Venus and Mars

When Venus and Mars align in the sky, love is in the air, or so says Emily Vogel (Lynn Redgrave, Hansel & Gretel, Spider). Hopefully, this will work out for four friends, two of them returning to the small German town where they grew up. Their soccer coach died, so it's not the greatest of times for a reunion, but hey, Venus and Mars needs some sort of plot right? There really isn't anything inherently bad about this film. It's one of those small films that is trying to be cute, and tries a little too hard. The film has too many characters, too many happy endings, and comes off more bland than anything else.

Emily's daughter Kay (Daniela Lunkewitz, Children of Dune, Facade) is a waitress in Frankfurt. She hated the small town where she grew up, and escaped as soon as possible. Because of issues in her past, Kay has a hard time opening up and trusting men, so when the rugged, handsome Cody (Michael Weatherly, Trigger Happy, Gun Shy) appears in town, it's obvious to everyone except Kay that she will fall for him. Cody is an American backpacker, stuck because he lost his pack. The other disgruntled expatriate is Lisa (Julie Bowen, Amy's Orgasm, Joe Somebody), a photographer in San Francisco. Now, she is pining after a gay hotelier, while cabbie Roberto (Ryan Hurst, We Were Soldiers, Remember the Titans) pines after her. What these two women have in common is a profound inability to grasp the obvious.

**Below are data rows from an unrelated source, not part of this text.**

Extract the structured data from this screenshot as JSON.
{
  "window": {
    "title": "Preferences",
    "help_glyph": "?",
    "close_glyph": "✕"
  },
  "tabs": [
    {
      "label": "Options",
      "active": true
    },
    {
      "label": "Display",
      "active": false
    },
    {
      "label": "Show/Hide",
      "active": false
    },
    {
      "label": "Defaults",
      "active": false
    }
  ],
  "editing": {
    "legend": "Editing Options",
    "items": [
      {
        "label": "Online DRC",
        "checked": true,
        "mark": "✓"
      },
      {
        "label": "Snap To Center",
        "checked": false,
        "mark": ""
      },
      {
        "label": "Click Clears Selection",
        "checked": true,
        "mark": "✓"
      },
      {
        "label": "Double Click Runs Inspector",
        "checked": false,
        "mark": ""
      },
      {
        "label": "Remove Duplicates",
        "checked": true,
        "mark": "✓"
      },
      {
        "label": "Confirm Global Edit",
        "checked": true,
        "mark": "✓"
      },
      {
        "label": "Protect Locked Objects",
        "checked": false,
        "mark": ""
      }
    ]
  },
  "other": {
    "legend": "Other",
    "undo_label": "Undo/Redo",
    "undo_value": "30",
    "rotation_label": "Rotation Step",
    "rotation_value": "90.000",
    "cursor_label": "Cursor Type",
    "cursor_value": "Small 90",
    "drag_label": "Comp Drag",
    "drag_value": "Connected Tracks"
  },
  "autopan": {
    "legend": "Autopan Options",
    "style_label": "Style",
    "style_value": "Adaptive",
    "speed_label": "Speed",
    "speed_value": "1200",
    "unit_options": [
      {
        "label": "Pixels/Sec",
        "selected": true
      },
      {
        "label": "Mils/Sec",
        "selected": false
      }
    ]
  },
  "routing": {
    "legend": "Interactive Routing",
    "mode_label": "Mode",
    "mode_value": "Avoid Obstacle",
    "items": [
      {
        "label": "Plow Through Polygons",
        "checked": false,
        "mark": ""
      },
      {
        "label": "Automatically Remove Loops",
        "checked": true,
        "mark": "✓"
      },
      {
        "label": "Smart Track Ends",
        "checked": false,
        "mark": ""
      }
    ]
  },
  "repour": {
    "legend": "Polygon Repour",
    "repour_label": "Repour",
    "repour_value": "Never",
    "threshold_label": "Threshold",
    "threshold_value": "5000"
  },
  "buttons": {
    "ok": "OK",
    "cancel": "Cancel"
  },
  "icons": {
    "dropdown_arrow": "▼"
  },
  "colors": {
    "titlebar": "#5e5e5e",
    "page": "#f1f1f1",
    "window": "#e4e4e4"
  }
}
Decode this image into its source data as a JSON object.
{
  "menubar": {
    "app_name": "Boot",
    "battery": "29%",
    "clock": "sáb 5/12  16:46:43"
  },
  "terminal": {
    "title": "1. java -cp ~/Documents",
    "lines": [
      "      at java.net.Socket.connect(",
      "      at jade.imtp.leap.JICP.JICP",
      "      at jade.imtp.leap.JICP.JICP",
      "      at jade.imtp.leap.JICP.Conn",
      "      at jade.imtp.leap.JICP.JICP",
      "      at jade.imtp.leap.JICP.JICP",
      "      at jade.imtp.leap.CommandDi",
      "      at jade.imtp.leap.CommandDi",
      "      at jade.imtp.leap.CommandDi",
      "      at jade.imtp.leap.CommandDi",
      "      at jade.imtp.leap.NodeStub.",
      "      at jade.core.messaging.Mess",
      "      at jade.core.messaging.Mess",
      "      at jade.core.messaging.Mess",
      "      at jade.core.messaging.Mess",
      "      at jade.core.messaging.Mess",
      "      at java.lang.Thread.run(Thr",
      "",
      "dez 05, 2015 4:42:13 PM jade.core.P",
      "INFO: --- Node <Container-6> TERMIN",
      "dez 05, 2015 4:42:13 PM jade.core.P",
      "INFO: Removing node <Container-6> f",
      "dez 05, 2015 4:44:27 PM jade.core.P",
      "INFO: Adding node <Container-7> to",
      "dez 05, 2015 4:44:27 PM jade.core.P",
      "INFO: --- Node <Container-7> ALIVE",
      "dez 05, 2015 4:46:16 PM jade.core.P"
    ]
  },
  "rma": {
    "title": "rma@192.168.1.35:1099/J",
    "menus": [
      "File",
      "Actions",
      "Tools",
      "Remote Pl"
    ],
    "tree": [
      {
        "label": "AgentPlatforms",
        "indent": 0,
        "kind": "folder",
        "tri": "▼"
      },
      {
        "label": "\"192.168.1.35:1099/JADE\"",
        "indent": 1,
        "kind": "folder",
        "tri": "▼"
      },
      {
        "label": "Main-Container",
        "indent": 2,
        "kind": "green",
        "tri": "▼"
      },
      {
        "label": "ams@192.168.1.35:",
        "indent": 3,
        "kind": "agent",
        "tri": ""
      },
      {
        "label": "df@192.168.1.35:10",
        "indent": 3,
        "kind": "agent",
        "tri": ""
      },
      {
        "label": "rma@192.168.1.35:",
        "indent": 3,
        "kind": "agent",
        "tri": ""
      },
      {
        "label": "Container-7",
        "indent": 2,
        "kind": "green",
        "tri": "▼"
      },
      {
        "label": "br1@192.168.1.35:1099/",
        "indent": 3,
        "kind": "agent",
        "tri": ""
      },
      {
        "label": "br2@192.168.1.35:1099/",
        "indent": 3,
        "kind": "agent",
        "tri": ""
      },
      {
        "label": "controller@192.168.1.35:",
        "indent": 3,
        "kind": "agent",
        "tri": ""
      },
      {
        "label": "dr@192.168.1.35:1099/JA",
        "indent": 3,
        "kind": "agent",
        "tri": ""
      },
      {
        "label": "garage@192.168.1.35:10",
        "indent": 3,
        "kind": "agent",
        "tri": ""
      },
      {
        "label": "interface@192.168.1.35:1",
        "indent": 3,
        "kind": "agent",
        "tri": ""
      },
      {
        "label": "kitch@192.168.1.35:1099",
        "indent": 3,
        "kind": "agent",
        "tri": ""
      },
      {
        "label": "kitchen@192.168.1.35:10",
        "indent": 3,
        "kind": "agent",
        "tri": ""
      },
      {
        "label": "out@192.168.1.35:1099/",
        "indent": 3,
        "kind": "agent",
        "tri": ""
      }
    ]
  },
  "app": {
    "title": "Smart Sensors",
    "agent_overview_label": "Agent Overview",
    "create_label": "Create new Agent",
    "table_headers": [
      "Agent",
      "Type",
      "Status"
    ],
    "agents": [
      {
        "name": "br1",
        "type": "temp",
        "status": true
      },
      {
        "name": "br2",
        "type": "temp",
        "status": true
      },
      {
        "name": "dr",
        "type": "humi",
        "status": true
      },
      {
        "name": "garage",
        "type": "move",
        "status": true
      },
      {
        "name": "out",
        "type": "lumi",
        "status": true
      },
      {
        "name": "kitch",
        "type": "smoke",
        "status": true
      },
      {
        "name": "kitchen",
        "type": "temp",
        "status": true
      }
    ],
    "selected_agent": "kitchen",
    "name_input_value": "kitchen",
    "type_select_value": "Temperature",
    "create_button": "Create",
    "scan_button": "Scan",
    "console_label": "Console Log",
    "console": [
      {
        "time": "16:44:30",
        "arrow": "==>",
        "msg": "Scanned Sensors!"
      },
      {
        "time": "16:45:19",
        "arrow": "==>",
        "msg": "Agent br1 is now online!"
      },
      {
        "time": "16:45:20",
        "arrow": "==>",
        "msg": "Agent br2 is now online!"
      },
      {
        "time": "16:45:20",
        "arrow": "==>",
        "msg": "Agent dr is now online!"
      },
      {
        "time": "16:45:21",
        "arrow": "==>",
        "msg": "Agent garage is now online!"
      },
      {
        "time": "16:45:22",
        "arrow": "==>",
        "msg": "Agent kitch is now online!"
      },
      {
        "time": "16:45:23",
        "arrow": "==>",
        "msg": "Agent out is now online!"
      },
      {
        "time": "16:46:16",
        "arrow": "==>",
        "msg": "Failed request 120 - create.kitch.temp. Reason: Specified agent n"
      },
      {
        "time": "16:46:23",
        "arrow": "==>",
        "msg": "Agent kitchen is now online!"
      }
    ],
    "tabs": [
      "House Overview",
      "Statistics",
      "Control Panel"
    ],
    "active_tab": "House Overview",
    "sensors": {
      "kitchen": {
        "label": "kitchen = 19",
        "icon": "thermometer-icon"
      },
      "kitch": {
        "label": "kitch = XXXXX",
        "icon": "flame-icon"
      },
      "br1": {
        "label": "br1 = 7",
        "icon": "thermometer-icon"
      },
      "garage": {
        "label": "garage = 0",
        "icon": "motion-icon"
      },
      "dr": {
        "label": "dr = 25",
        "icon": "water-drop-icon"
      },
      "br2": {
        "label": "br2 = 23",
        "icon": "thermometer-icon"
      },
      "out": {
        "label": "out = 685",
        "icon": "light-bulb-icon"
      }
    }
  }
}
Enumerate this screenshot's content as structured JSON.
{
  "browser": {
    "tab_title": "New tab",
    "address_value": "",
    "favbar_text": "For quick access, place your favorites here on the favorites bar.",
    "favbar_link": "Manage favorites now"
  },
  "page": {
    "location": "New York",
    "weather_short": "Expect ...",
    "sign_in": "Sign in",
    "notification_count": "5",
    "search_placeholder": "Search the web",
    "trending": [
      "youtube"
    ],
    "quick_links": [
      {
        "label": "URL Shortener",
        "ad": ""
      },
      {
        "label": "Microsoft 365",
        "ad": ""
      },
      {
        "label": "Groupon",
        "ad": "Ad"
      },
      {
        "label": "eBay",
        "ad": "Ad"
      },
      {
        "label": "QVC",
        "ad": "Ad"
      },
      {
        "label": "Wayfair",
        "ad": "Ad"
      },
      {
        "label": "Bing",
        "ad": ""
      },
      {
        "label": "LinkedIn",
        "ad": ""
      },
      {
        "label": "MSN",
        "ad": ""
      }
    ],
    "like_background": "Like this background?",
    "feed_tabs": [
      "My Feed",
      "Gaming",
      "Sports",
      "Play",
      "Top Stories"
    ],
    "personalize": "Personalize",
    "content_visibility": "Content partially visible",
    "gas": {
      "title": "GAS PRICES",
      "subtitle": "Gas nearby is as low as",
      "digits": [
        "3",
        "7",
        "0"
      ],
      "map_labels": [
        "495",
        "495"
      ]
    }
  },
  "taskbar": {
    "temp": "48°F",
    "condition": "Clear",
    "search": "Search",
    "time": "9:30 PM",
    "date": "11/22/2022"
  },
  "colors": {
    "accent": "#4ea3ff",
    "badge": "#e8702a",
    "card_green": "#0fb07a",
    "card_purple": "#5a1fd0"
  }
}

The other two women get the short end of the stick from screenwriter Ben Taylor (In the Flesh, Talk of the Town). Marie (Julia Sawalha, Chicken Run, A Midwinter's Tale) is pregnant again feels a lack of passion in her marriage, and Celeste (Fay Masterson, Eyes Wide Shut, Brightness) no longer feels any spark in her marriage to her rich, old husband. Neither of these two characters are very interesting, so it's fine they don't show up that much. Emily is an amateur fortuneteller, and every lady is hoping (some secretly) that the fortune will apply to them.

Venus and Mars is just not interesting. There is nothing necessarily bad about the film, just that it is a big stinking piece of blah. The characters aren't too interesting and the acting is adequate with nothing standing out. The story is what sinks the film, because it feels so cliched. The Fay and Lisa characters are traveling well-worn roads, and the entire film has more the feel of a television movie than a feature film. Harry Mastrogeorge directs like he's bored, kind of moving things along at an easy gait. And isn't it just great that in the heart of Germany, everybody, even the Germans, speak English with a sprinkling of German thrown in?

Mongoose Rates It: Not That Good.
1 hour, 30 minutes, Rated R for some sexuality and language.